Due to the retrospective design, the exact influence of specific confounding variables could not be quantified. We speculate that the longevity in survival seen in patients with low LNR was influenced by favorable tumor biology in general. While adjuvant therapy likely impacted the outcome of patients in our study, our small sample size did not allow us to examine this in stratified fashion. However, the association of survival with LNR remained significant on multivariate model. Due to improvements in multimodality care, patients with LM from CRC are experiencing prolonged periods of disease control. Primary tumor biologic surrogates, such as LNR, may acquire increased relevance in patients with LM who survive for extended periods of time.
Conclusions
With the development of novel therapeutic options, patients with stage IV CRC have improved outcomes.
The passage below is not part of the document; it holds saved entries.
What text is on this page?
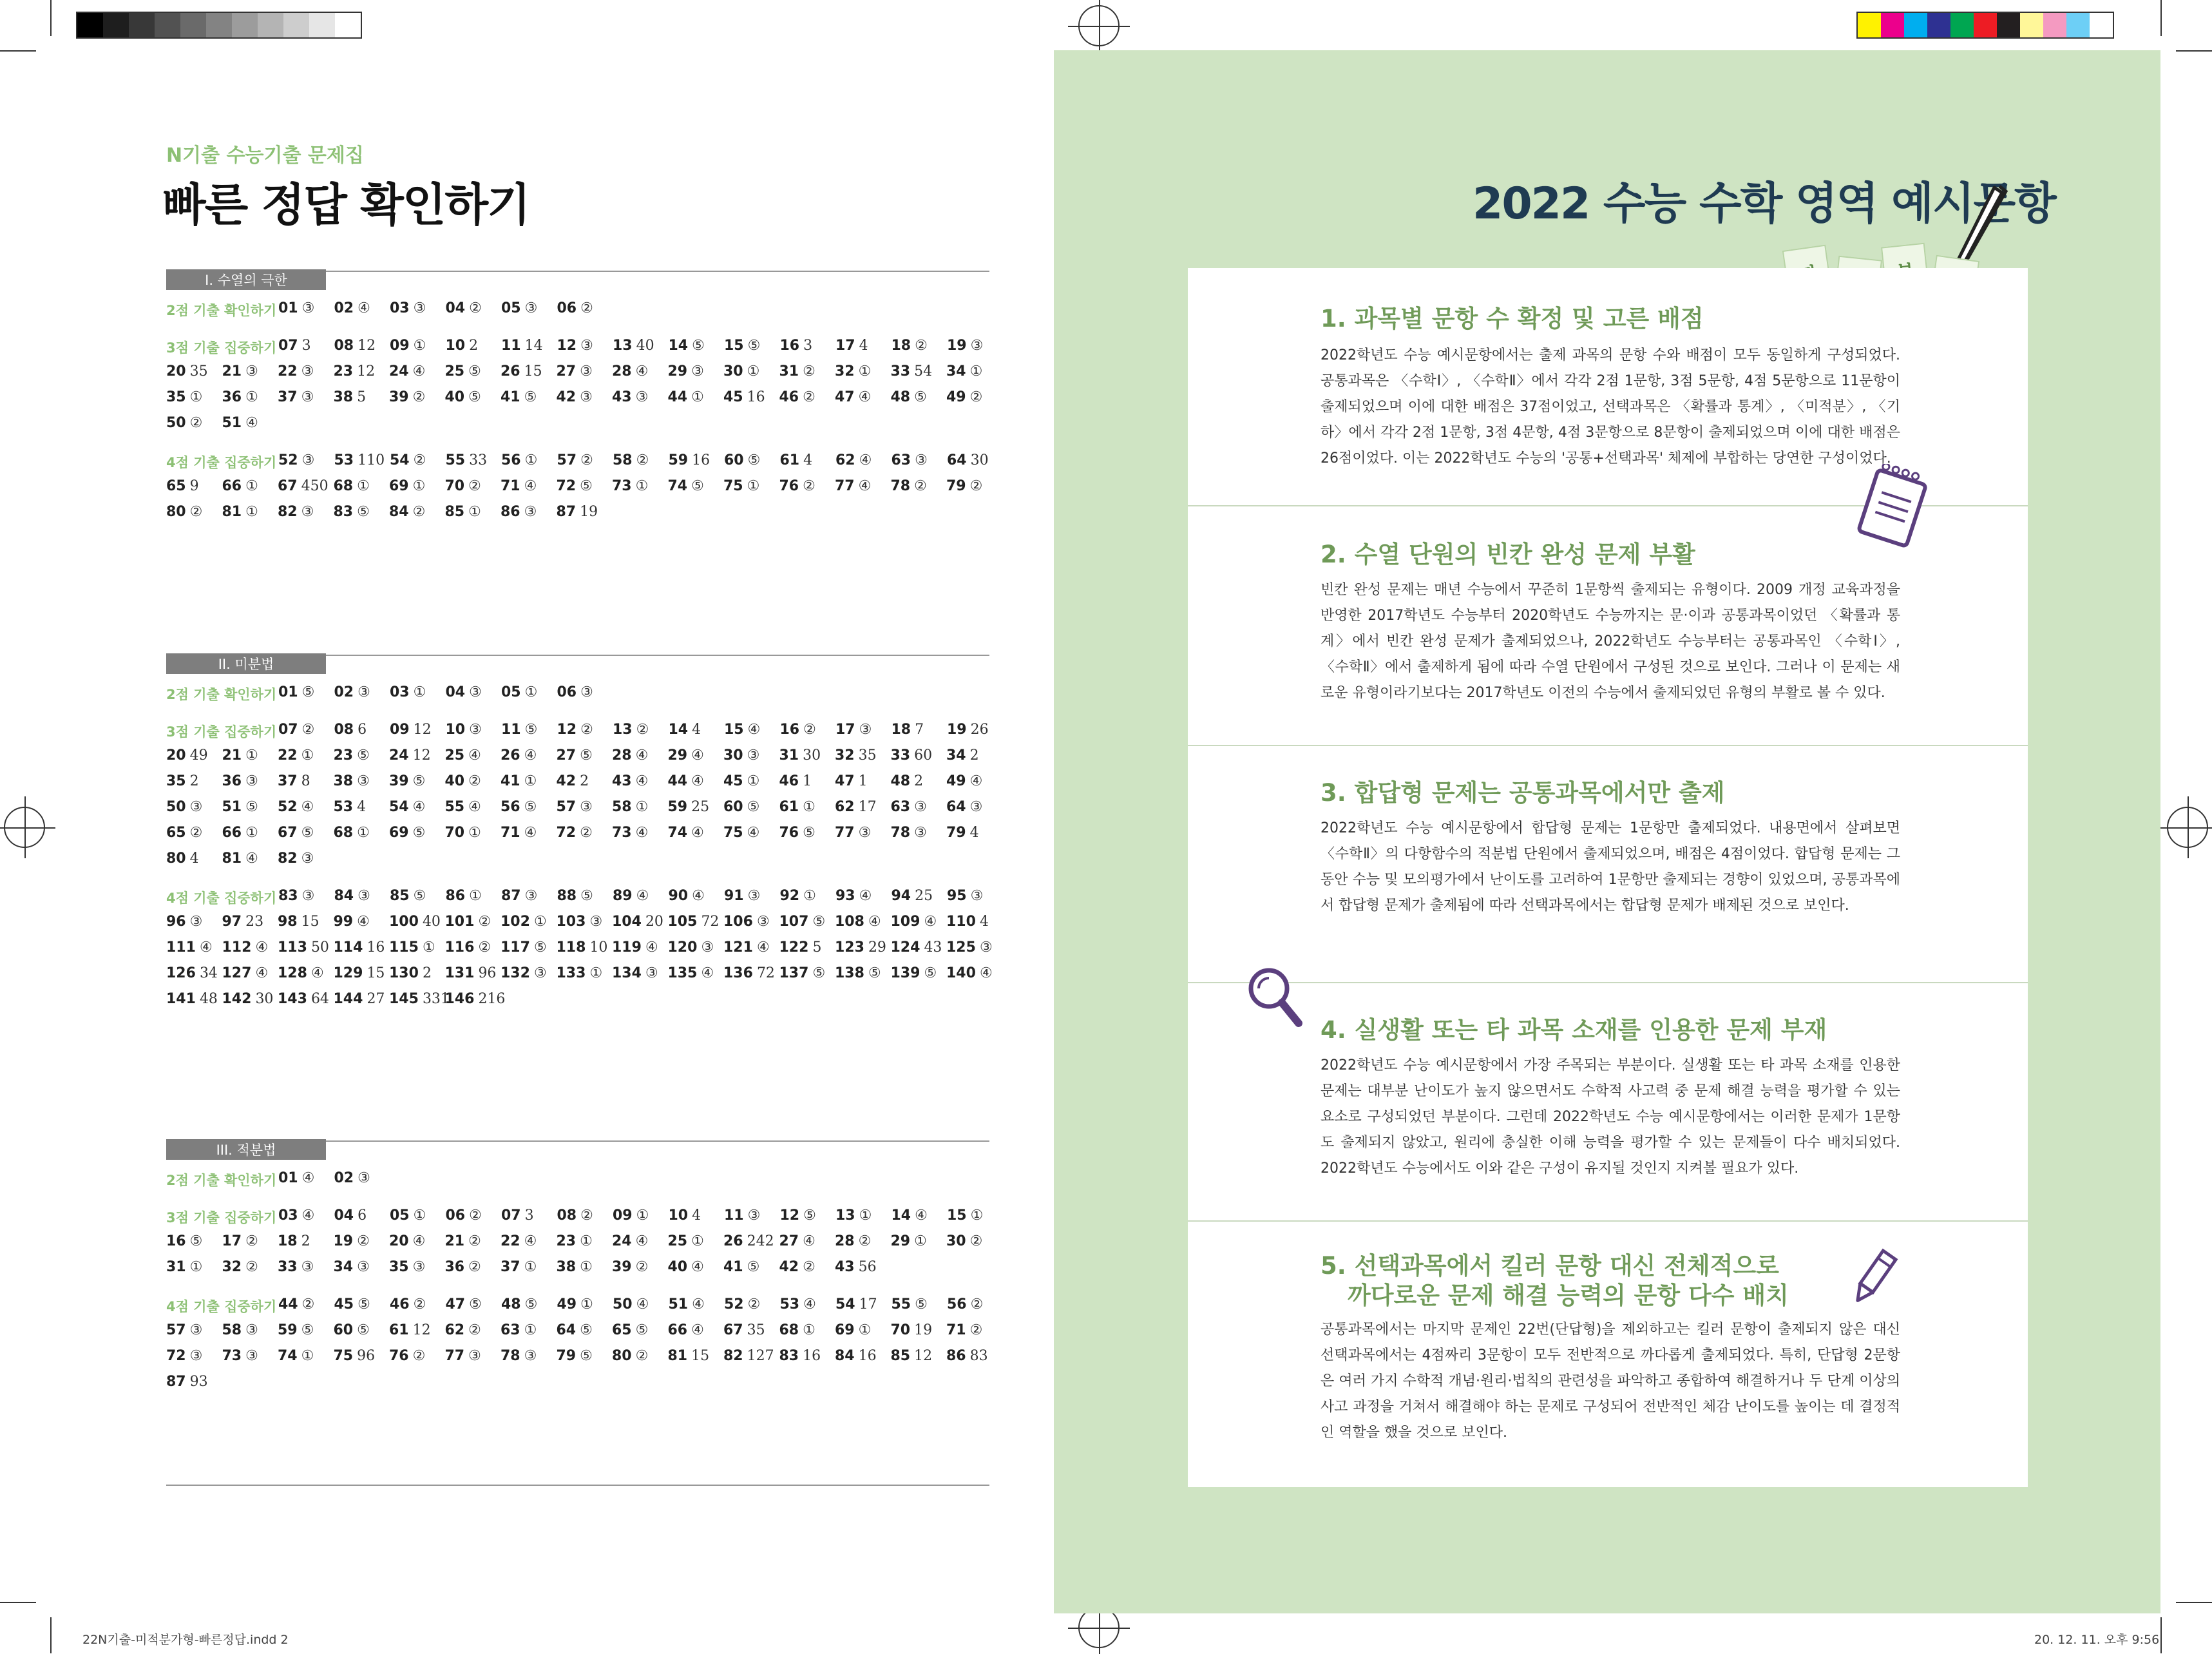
N기출 수능기출 문제집
빠른 정답 확인하기
I. 수열의 극한
2점 기출 확인하기 01 ③ 02 ④ 03 ③ 04 ② 05 ③ 06 ②
3점 기출 집중하기 07 3 08 12 09 ① 10 2 11 14 12 ③ 13 40 14 ⑤ 15 ⑤ 16 3 17 4 18 ② 19 ③
20 35 21 ③ 22 ③ 23 12 24 ④ 25 ⑤ 26 15 27 ③ 28 ④ 29 ③ 30 ① 31 ② 32 ① 33 54 34 ①
35 ① 36 ① 37 ③ 38 5 39 ② 40 ⑤ 41 ⑤ 42 ③ 43 ③ 44 ① 45 16 46 ② 47 ④ 48 ⑤ 49 ②
50 ② 51 ④
4점 기출 집중하기 52 ③ 53 110 54 ② 55 33 56 ① 57 ② 58 ② 59 16 60 ⑤ 61 4 62 ④ 63 ③ 64 30
65 9 66 ① 67 450 68 ① 69 ① 70 ② 71 ④ 72 ⑤ 73 ① 74 ⑤ 75 ① 76 ② 77 ④ 78 ② 79 ②
80 ② 81 ① 82 ③ 83 ⑤ 84 ② 85 ① 86 ③ 87 19
II. 미분법
2점 기출 확인하기 01 ⑤ 02 ③ 03 ① 04 ③ 05 ① 06 ③
3점 기출 집중하기 07 ② 08 6 09 12 10 ③ 11 ⑤ 12 ② 13 ② 14 4 15 ④ 16 ② 17 ③ 18 7 19 26
20 49 21 ① 22 ① 23 ⑤ 24 12 25 ④ 26 ④ 27 ⑤ 28 ④ 29 ④ 30 ③ 31 30 32 35 33 60 34 2
35 2 36 ③ 37 8 38 ③ 39 ⑤ 40 ② 41 ① 42 2 43 ④ 44 ④ 45 ① 46 1 47 1 48 2 49 ④
50 ③ 51 ⑤ 52 ④ 53 4 54 ④ 55 ④ 56 ⑤ 57 ③ 58 ① 59 25 60 ⑤ 61 ① 62 17 63 ③ 64 ③
65 ② 66 ① 67 ⑤ 68 ① 69 ⑤ 70 ① 71 ④ 72 ② 73 ④ 74 ④ 75 ④ 76 ⑤ 77 ③ 78 ③ 79 4
80 4 81 ④ 82 ③
4점 기출 집중하기 83 ③ 84 ③ 85 ⑤ 86 ① 87 ③ 88 ⑤ 89 ④ 90 ④ 91 ③ 92 ① 93 ④ 94 25 95 ③
96 ③ 97 23 98 15 99 ④ 100 40 101 ② 102 ① 103 ③ 104 20 105 72 106 ③ 107 ⑤ 108 ④ 109 ④ 110 4
111 ④ 112 ④ 113 50 114 16 115 ① 116 ② 117 ⑤ 118 10 119 ④ 120 ③ 121 ④ 122 5 123 29 124 43 125 ③
126 34 127 ④ 128 ④ 129 15 130 2 131 96 132 ③ 133 ① 134 ③ 135 ④ 136 72 137 ⑤ 138 ⑤ 139 ⑤ 140 ④
141 48 142 30 143 64 144 27 145 331
146 216
III. 적분법
2점 기출 확인하기 01 ④ 02 ③
3점 기출 집중하기 03 ④ 04 6 05 ① 06 ② 07 3 08 ② 09 ① 10 4 11 ③ 12 ⑤ 13 ① 14 ④ 15 ①
16 ⑤ 17 ② 18 2 19 ② 20 ④ 21 ② 22 ④ 23 ① 24 ④ 25 ① 26 242 27 ④ 28 ② 29 ① 30 ②
31 ① 32 ② 33 ③ 34 ③ 35 ③ 36 ② 37 ① 38 ① 39 ② 40 ④ 41 ⑤ 42 ② 43 56
4점 기출 집중하기 44 ② 45 ⑤ 46 ② 47 ⑤ 48 ⑤ 49 ① 50 ④ 51 ④ 52 ② 53 ④ 54 17 55 ⑤ 56 ②
57 ③ 58 ③ 59 ⑤ 60 ⑤ 61 12 62 ② 63 ① 64 ⑤ 65 ⑤ 66 ④ 67 35 68 ① 69 ① 70 19 71 ②
72 ③ 73 ③ 74 ① 75 96 76 ② 77 ③ 78 ③ 79 ⑤ 80 ② 81 15 82 127 83 16 84 16 85 12 86 83
87 93
22N기출-미적분가형-빠른정답.indd 2
2022 수능 수학 영역 예시문항
1. 과목별 문항 수 확정 및 고른 배점
2022학년도 수능 예시문항에서는 출제 과목의 문항 수와 배점이 모두 동일하게 구성되었다. 공통과목은 〈수학Ⅰ〉, 〈수학Ⅱ〉에서 각각 2점 1문항, 3점 5문항, 4점 5문항으로 11문항이 출제되었으며 이에 대한 배점은 37점이었고, 선택과목은 〈확률과 통계〉, 〈미적분〉, 〈기하〉에서 각각 2점 1문항, 3점 4문항, 4점 3문항으로 8문항이 출제되었으며 이에 대한 배점은 26점이었다. 이는 2022학년도 수능의 '공통+선택과목' 체제에 부합하는 당연한 구성이었다.
2. 수열 단원의 빈칸 완성 문제 부활
빈칸 완성 문제는 매년 수능에서 꾸준히 1문항씩 출제되는 유형이다. 2009 개정 교육과정을 반영한 2017학년도 수능부터 2020학년도 수능까지는 문·이과 공통과목이었던 〈확률과 통계〉에서 빈칸 완성 문제가 출제되었으나, 2022학년도 수능부터는 공통과목인 〈수학Ⅰ〉, 〈수학Ⅱ〉에서 출제하게 됨에 따라 수열 단원에서 구성된 것으로 보인다. 그러나 이 문제는 새로운 유형이라기보다는 2017학년도 이전의 수능에서 출제되었던 유형의 부활로 볼 수 있다.
3. 합답형 문제는 공통과목에서만 출제
2022학년도 수능 예시문항에서 합답형 문제는 1문항만 출제되었다. 내용면에서 살펴보면 〈수학Ⅱ〉의 다항함수의 적분법 단원에서 출제되었으며, 배점은 4점이었다. 합답형 문제는 그동안 수능 및 모의평가에서 난이도를 고려하여 1문항만 출제되는 경향이 있었으며, 공통과목에서 합답형 문제가 출제됨에 따라 선택과목에서는 합답형 문제가 배제된 것으로 보인다.
4. 실생활 또는 타 과목 소재를 인용한 문제 부재
2022학년도 수능 예시문항에서 가장 주목되는 부분이다. 실생활 또는 타 과목 소재를 인용한 문제는 대부분 난이도가 높지 않으면서도 수학적 사고력 중 문제 해결 능력을 평가할 수 있는 요소로 구성되었던 부분이다. 그런데 2022학년도 수능 예시문항에서는 이러한 문제가 1문항도 출제되지 않았고, 원리에 충실한 이해 능력을 평가할 수 있는 문제들이 다수 배치되었다. 2022학년도 수능에서도 이와 같은 구성이 유지될 것인지 지켜볼 필요가 있다.
5. 선택과목에서 킬러 문항 대신 전체적으로
까다로운 문제 해결 능력의 문항 다수 배치
공통과목에서는 마지막 문제인 22번(단답형)을 제외하고는 킬러 문항이 출제되지 않은 대신 선택과목에서는 4점짜리 3문항이 모두 전반적으로 까다롭게 출제되었다. 특히, 단답형 2문항은 여러 가지 수학적 개념·원리·법칙의 관련성을 파악하고 종합하여 해결하거나 두 단계 이상의 사고 과정을 거쳐서 해결해야 하는 문제로 구성되어 전반적인 체감 난이도를 높이는 데 결정적인 역할을 했을 것으로 보인다.
20. 12. 11. 오후 9:56
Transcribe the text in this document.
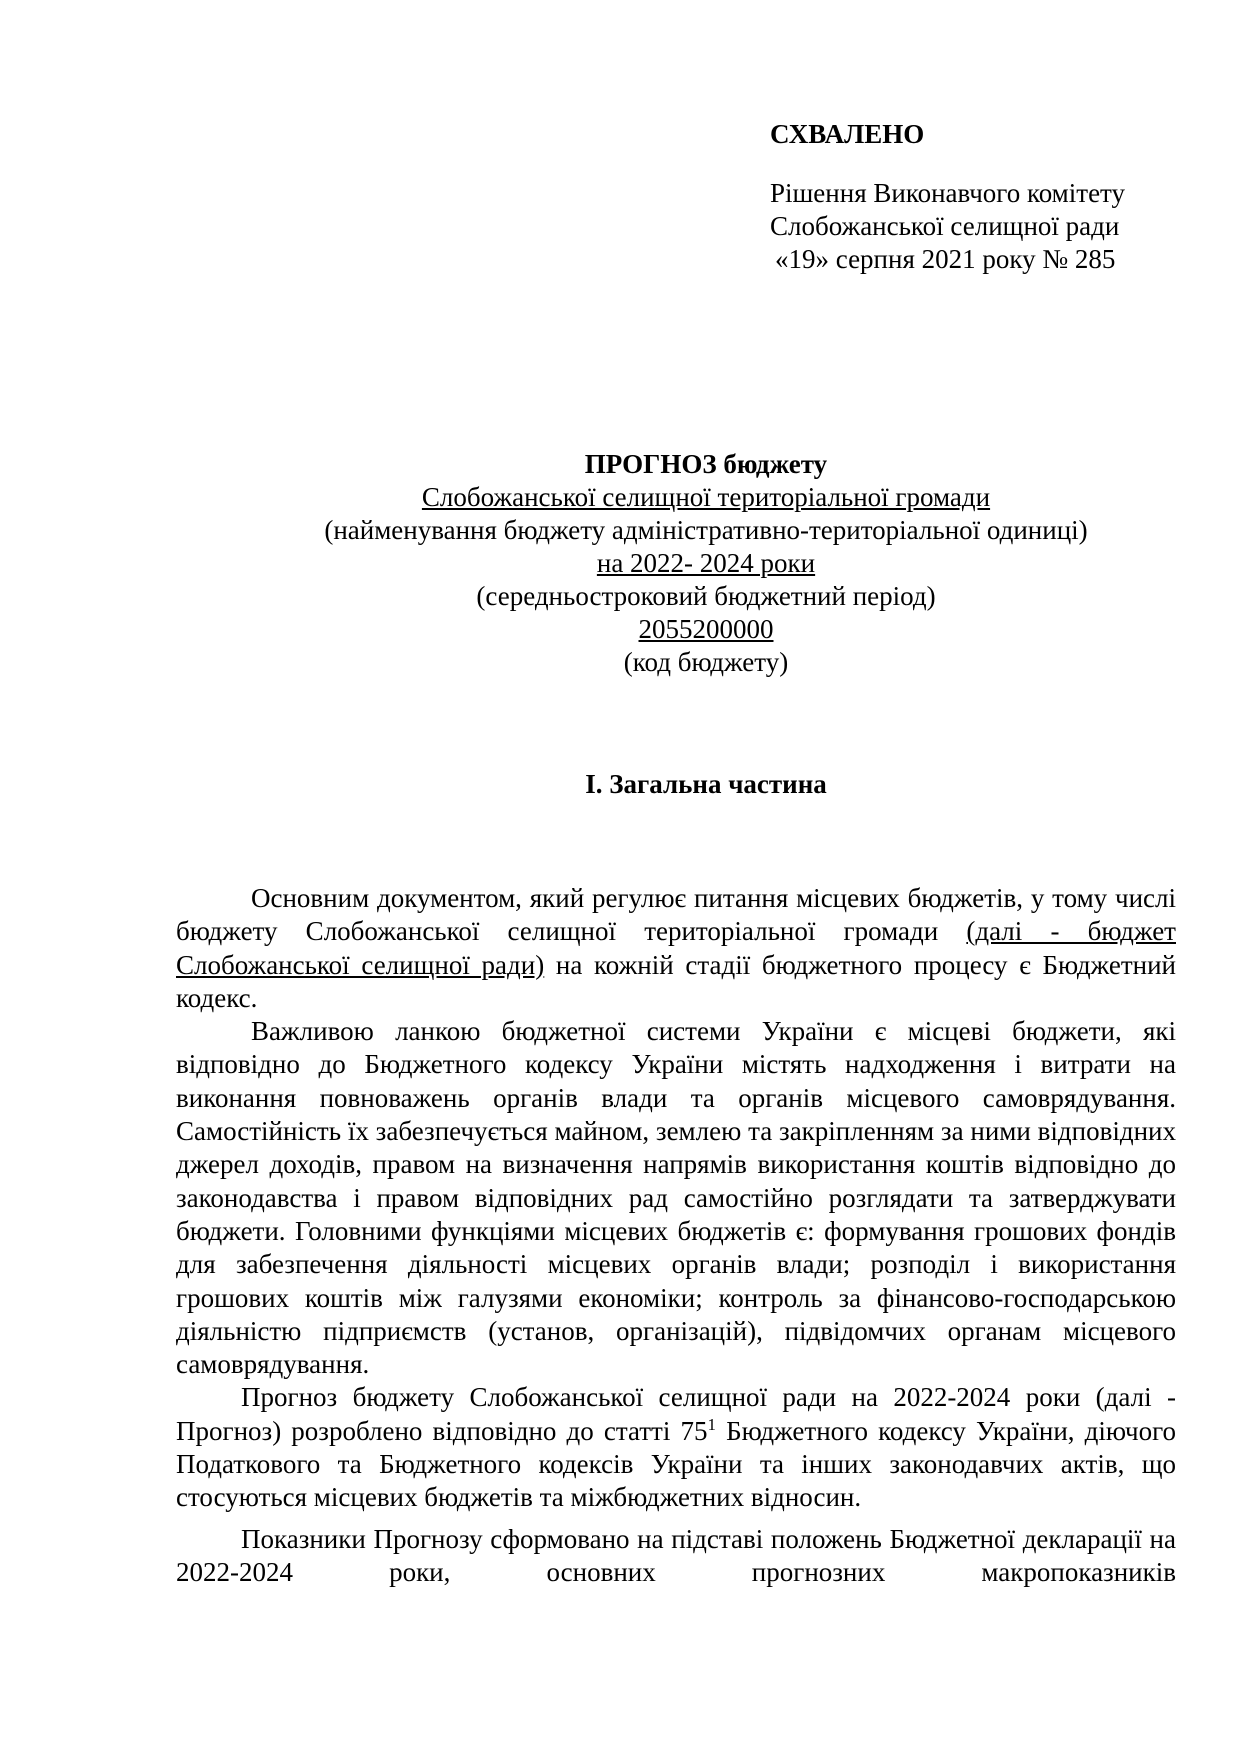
СХВАЛЕНО
Рішення Виконавчого комітету
Слобожанської селищної ради
«19» серпня 2021 року № 285
ПРОГНОЗ бюджету
Слобожанської селищної територіальної громади
(найменування бюджету адміністративно-територіальної одиниці)
на 2022- 2024 роки
(середньостроковий бюджетний період)
2055200000
(код бюджету)
I. Загальна частина

Основним документом, який регулює питання місцевих бюджетів, у тому числі бюджету Слобожанської селищної територіальної громади (далі - бюджет Слобожанської селищної ради) на кожній стадії бюджетного процесу є Бюджетний кодекс.

Важливою ланкою бюджетної системи України є місцеві бюджети, які відповідно до Бюджетного кодексу України містять надходження і витрати на виконання повноважень органів влади та органів місцевого самоврядування. Самостійність їх забезпечується майном, землею та закріпленням за ними відповідних джерел доходів, правом на визначення напрямів використання коштів відповідно до законодавства і правом відповідних рад самостійно розглядати та затверджувати бюджети. Головними функціями місцевих бюджетів є: формування грошових фондів для забезпечення діяльності місцевих органів влади; розподіл і використання грошових коштів між галузями економіки; контроль за фінансово-господарською діяльністю підприємств (установ, організацій), підвідомчих органам місцевого самоврядування.

Прогноз бюджету Слобожанської селищної ради на 2022-2024 роки (далі - Прогноз) розроблено відповідно до статті $75^1$ Бюджетного кодексу України, діючого Податкового та Бюджетного кодексів України та інших законодавчих актів, що стосуються місцевих бюджетів та міжбюджетних відносин.

Показники Прогнозу сформовано на підставі положень Бюджетної декларації на 2022-2024 роки, основних прогнозних макропоказників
Risk stratification of these patients may further assist in improvement of care and potentially open avenues for further progress. Considering LNR for patients with metastatic CRC who have undergone surgical resection of the primary tumor should be considered a routine parameter in the evaluation of these patients. Our study defines the potential utility of LNR in predicting hepatic tumor burden and survival, which may influence the complex decisions surrounding multimodality management of patients with stage IV CRC. We believe that even in the setting of stage IV disease, if resection of the primary tumor is required, principles of appropriate nodal staging should be practiced.
Acknowledgements
We would like to acknowledge the contribution of Cheryl Raffel, cancer tumor registrar, for assisting in data acquisition.
Ethical Statement: The study was approved by institutional ethics board of Roger Williams Medical Center (No. 00000088888) and written informed consent was obtained from all patients.
Footnotes
Conflicts of Interest: The authors have no conflicts of interest to declare.